Sir Anthony also mentioned the matter of PI Insurance. "Compulsory professional indemnity has been made a requirement for financial planners. But we do not yet know whether the regime is working effectively, particularly with respect to the availability of adequate insurance cover. ASIC is looking into the matter. The issue is of crucial importance; already investors are resorting to litigation through class actions and they are supported by litigation funders."
It is worth pointing out that Paul Slattery QC mentioned in his talk to the SPAA Conference that one of his colleagues who specialises in insurance matters spends many hours dealing with cases involving insurers denying liability because they argue that certain actions were not covered by the insurance contract.

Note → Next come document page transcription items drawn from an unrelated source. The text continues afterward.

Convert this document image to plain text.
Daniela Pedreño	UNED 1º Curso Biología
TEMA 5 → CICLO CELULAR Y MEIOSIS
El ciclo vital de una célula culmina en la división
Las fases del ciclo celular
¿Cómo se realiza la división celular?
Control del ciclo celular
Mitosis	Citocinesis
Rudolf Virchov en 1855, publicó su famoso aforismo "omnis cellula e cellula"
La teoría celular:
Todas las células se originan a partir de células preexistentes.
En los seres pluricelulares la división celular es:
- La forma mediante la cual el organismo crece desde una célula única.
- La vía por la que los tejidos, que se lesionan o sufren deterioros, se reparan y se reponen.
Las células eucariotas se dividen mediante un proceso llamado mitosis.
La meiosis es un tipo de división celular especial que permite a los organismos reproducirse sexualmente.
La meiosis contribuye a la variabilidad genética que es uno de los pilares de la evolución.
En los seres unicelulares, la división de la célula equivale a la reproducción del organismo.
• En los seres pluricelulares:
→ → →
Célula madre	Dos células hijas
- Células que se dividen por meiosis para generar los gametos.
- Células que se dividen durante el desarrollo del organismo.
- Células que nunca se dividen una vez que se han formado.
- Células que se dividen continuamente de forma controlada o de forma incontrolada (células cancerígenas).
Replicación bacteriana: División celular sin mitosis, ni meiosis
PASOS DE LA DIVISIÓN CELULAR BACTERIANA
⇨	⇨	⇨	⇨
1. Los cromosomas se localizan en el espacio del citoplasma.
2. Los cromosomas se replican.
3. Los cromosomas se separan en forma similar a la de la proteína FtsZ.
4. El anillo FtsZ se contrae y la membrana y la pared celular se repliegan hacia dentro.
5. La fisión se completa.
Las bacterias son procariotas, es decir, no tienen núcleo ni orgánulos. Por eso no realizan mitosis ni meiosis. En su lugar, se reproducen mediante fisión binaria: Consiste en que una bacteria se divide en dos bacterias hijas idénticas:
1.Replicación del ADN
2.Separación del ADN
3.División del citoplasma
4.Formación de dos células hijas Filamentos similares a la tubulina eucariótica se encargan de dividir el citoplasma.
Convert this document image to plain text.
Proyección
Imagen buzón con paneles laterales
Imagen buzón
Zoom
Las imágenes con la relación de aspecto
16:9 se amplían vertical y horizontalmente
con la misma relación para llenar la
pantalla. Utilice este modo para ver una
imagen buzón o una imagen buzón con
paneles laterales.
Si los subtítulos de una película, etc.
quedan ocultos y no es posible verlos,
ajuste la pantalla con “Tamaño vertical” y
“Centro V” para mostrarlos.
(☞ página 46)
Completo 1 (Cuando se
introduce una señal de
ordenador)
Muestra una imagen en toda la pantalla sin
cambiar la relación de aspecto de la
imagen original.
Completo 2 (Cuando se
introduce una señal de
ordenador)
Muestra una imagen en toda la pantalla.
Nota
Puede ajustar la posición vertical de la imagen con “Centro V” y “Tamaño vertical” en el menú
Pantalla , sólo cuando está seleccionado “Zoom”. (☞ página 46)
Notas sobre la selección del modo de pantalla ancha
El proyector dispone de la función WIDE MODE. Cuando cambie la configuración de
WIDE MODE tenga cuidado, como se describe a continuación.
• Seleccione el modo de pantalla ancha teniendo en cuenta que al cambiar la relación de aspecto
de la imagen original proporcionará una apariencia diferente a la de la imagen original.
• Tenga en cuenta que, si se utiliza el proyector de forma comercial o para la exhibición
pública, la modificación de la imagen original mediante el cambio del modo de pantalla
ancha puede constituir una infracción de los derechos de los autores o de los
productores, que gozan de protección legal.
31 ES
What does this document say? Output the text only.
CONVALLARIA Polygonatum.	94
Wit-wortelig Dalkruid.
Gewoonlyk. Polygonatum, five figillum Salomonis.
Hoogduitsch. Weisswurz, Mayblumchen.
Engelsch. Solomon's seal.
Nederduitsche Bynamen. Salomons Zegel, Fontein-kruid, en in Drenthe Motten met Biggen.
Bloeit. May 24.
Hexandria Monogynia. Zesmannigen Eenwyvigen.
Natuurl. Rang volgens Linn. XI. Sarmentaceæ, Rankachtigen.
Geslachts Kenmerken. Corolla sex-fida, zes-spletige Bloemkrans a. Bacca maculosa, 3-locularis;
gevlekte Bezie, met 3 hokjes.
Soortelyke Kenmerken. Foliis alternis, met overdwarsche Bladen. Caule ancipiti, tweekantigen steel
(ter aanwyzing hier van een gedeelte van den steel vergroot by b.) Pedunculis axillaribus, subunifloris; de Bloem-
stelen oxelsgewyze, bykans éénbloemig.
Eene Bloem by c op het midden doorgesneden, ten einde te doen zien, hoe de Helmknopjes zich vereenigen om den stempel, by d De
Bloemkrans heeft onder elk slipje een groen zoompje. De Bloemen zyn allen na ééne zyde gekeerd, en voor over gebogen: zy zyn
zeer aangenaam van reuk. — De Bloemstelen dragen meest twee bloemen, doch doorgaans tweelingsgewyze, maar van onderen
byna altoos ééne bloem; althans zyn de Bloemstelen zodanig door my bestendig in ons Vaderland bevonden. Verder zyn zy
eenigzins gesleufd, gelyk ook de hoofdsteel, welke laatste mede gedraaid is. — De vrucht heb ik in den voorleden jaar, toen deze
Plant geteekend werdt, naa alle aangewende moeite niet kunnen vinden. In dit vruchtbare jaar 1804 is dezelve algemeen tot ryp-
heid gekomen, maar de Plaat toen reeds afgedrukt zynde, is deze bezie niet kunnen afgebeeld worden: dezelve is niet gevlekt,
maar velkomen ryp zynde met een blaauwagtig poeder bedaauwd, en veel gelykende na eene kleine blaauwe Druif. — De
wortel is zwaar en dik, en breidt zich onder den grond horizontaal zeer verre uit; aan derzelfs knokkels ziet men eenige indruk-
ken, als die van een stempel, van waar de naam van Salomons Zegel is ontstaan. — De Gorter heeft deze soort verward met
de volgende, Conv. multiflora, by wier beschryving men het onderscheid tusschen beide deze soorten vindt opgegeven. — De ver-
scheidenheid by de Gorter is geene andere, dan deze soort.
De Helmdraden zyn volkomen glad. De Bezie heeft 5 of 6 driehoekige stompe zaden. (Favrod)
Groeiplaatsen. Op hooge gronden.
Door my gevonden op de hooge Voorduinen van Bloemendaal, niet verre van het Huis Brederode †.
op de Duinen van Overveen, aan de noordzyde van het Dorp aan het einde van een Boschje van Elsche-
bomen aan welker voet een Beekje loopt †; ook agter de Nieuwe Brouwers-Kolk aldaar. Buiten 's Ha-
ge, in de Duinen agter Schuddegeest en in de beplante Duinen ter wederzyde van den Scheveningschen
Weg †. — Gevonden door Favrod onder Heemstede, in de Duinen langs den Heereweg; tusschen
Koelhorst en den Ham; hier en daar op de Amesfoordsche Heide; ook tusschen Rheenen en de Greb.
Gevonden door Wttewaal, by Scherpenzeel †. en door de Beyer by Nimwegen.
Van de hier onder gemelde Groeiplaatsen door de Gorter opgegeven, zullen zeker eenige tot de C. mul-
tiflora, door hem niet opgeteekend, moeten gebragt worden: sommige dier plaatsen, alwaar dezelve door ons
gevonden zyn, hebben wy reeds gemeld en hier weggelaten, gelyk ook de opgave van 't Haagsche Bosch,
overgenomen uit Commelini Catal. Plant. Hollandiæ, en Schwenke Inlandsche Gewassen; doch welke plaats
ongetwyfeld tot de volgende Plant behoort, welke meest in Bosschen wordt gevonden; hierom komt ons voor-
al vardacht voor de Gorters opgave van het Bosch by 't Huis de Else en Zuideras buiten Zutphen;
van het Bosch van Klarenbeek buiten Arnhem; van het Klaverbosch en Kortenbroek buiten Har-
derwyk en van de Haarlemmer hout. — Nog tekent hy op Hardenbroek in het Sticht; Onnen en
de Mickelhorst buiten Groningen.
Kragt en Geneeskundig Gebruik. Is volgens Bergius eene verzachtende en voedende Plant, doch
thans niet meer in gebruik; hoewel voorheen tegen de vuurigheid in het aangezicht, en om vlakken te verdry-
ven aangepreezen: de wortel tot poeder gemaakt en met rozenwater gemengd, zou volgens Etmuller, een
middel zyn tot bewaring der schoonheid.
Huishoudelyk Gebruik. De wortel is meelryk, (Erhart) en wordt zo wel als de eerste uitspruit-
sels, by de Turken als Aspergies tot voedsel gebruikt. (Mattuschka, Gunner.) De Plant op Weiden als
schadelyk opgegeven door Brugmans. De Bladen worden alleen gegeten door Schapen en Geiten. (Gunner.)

It is appropriate to conclude this article with the final paragraph of Sir Anthony's speech, "There is reason to believe that with the increasing focus on education and the increased availability of relevant information, the standard of literacy of SMSF trustees and auditors will improve. It is also to be hoped that the quality of advice given to participants in the superannuation industry by financial planners and advisers will improve. But it is impossible to believe that existing problems in the industry and the wider investment industry will be resolved in the absence of substantial reforms and a greater insistence on higher professional and ethical standards by all those who participate in the corporate world and the financial services industry."
Will the industry respond to this challenge in its usual fashion?